Geografis Desa Mekar Sari
Seperti bunga, desa ini adalah pemekaran dari desa Gunung Raya. Batas wilayah Mekar Sari sebelah timur adalah desa Gunung Raya; sebelah selatan hutan suaka marga satwa Resort Gunung Raya; sebelah barat berbatasan dengan desa Bedeng Tiga; dan sebelah utara berbatasan dengan hutan suaka marga satwa Resort Gunung Raya.
Awalnya desa ini hanyalah hutan belantara yang dibuka oleh penjajah Belanda untuk perkebunan teh. Mayoritas penduduknya orang Jawa yang didatangkan oleh Belanda untuk menjadi pekerja perkebunan di wilayah Gunung Raya.
Dusun-dusun di desa Mekar Sari masih menggunakan istilah blok, yaitu istilah petak perkebunan teh pada masa Belanda. Meskipun sudah memiliki nama baru, istilah blok masih akrab bagi masyarakat karena sudah menjadi istilah turun-temurun.

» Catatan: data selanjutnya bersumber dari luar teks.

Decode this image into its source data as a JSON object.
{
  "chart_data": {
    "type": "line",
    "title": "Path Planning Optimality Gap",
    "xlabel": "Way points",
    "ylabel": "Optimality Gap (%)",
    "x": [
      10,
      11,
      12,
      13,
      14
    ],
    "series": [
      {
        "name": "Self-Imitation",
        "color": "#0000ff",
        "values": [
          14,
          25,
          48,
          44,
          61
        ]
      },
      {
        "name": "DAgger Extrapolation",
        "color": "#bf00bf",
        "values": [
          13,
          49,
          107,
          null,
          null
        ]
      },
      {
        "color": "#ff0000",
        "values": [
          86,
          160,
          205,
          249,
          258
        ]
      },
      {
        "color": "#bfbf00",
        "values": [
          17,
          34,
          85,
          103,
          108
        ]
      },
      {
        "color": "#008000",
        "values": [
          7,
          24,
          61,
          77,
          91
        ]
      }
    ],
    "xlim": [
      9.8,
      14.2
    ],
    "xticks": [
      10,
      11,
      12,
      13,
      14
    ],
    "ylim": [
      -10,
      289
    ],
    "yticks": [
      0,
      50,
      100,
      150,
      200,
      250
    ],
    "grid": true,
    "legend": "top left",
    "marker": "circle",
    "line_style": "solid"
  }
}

Sebagai contoh blok 7 di Pasir Raya dan blok 11 di Pasir Bintang (tempat saya tinggal dulu).
Di antara peninggalan Belanda adalah jalan poros desa Mekar Sari, penghubung antar desa, jembatan, sistem pengairan, tanaman teh yang masih ada sebagian di kebun warga, serta bekas pemukiman Belanda. Peninggalan-peninggalan tersebut sebagai saksi sejarah sekaligus pelajaran bahwa penjajahan Belanda tidak hanya menyebabkan kesengsaraan rakyat, tetapi ada hikmah positif yang bisa dipelajari.
Desa Mekar Sari pernah menjadi bagian dari desa teladan, desa terbaik se-Indonesia pada masa orde baru. Dilihat dari tata letak dan kerapian, desa Mekar Sari sudah cukup teratur, drainase yang baik, budaya hidup sehat, dengan jamban pada setiap rumah. Wajar saja karena pada masa presiden Suharto, desa ini sudah dijadikan contoh bagi desa yang lain.
Desa Pemangku Hutan Marga Satwa
Desa Mekar Sari sebagai desa pemangku hutan marga satwa sekaligus sebagai desa penyangga iklim karena dekat dengan hutan marga satwa Resort Gunung Raya yang merupakan salah satu cagar alam Indonesia. Masyarakat desa Mekar Sari bisa hidup berdampingan dengan alam khususnya hewan-hewan yang dilindungi seperti gajah, beruang, harimau, dan hewan-hewan liar lainnya.
Kadang hewan-hewan ini masuk ke kebun warga bahkan masuk ke dalam rumah seperti beruang yang suka mengambil gula dan minyak goreng untuk dimakan, monyet memetik buah dan sayuran, babi memakan palawija, dan gajah masuk desa. Jika hewan-hewan tersebut sudah berlebihan dan merusak, maka masyarakat mengusirnya dengan kentungan. Anehnya hewan-hewan itu tahu dan pindah ke tempat lain setelah mendengar bunyi kentungan.
Mekar Sari dan Gajah
Meskipun sebagian besar wilayah desa Mekar Sari sudah dijadikan perkebunan, tetapi masyarakat masih menanam pohon-pohon besar di lahan mereka. Ini merupakan bentuk dukungan sebagai desa penyangga iklim.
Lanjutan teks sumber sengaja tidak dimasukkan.